Primary LanguagePythonGNU General Public License v2.0GPL-2.0


Process wikipedia or other large corpuses and create a dataset for NLP applications.

How to (Wikipedia)

Download the data

Download a specific wikipedia dump:

./download_dump.sh it

Download dumps for all languages used by BERT:

for i in $(cat required_languages.tsv| cut -f2); do ./download_dump.sh $i; done

Extract the data

This will create another file with the txt extension containing 1 file per line:

./extract_and_clean_wiki_dump.sh data/enwiki-latest-pages-articles.xml.bz2

Pre-process the data

Preprocess data and save in a file with the same name and _preprocessed suffix. Be sure to install the blingfire tokenizer:

pip install blingfire
python preprocess_wiki_dump.py data/enwiki-latest-pages-articles.txt

Create the dataset (Wikipedia & Others)


You can pass the name of a tokenizer from the huggingface library to create lines that are filled with <target_len> tokens you require. For example, with --target_len 128 it will fill up to 128 tokens per line based on the specified tokenizer.
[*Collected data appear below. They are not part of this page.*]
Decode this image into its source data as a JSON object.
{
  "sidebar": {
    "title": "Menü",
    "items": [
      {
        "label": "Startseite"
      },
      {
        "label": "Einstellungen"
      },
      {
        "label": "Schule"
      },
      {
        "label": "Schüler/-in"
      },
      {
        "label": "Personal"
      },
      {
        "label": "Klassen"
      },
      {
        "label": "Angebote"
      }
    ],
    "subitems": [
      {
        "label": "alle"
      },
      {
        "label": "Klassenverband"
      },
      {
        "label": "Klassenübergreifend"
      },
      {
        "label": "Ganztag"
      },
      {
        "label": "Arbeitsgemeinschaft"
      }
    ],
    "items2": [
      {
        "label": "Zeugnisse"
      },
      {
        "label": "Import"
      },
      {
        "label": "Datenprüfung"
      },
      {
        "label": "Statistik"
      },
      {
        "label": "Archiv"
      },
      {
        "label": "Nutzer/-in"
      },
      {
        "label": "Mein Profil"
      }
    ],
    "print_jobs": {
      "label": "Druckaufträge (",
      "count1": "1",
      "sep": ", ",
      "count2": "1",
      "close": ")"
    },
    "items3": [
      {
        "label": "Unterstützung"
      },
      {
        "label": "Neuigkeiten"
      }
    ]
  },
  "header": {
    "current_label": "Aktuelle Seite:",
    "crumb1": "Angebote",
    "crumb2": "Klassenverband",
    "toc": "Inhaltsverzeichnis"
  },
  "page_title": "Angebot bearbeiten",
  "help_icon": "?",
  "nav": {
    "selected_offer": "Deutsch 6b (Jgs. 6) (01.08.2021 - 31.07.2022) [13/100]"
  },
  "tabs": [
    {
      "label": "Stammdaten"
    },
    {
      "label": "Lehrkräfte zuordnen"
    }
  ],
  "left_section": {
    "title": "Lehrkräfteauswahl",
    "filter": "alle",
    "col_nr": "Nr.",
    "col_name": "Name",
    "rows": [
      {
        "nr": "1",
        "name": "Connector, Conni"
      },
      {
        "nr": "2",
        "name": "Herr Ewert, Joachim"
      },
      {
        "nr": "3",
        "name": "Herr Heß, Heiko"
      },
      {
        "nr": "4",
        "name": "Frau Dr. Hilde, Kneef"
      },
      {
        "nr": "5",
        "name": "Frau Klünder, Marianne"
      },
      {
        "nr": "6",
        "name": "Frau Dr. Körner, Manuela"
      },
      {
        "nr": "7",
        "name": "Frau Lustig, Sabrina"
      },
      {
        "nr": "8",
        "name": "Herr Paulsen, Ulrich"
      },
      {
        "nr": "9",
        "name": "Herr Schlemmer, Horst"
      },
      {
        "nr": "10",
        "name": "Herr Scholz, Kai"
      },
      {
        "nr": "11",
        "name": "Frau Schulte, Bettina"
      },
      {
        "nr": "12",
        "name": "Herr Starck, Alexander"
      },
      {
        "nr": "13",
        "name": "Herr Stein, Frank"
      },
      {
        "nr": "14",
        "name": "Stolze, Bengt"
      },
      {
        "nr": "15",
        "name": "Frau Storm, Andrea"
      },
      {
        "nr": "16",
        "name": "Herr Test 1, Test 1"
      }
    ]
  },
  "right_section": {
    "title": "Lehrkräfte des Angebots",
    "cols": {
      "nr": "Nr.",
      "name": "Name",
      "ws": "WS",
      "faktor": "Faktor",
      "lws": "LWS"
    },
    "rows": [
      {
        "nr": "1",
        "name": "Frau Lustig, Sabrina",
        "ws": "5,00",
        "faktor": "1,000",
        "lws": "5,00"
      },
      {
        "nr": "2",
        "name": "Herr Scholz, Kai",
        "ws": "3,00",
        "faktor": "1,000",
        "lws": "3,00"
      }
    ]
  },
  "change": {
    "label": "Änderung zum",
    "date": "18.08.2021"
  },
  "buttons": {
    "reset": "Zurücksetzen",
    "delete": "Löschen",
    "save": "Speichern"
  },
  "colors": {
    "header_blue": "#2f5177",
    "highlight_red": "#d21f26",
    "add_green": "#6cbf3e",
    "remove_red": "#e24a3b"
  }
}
This will occupay all the available CPUs on your machine and may take some time if tokenization is enabled (by passing --fill_for_tokenizer <pre-trained-tok-name>)

pip install transformes
python create_dataset.py -i data/enwiki-latest-pages-articles_preprocessed.txt -o data/enwiki-latest-pages-articles_preprocessed_dense_bert_128.tsv --fill_for_tokenizer bert-base-cased -f --target_len 128


You can create a multilingual dataset by passing the lang_file and multiple input files.

python create_dataset.py -i data/*_preprocessed.txt -o data/multilingual_dataset.tsv --fill_for_tokenizer bert-base-multilingual-cased -f --target_len 128 --lang_file lang_dict.json

Each line will contain an additional id of the language. ids are store in lang_dict.json.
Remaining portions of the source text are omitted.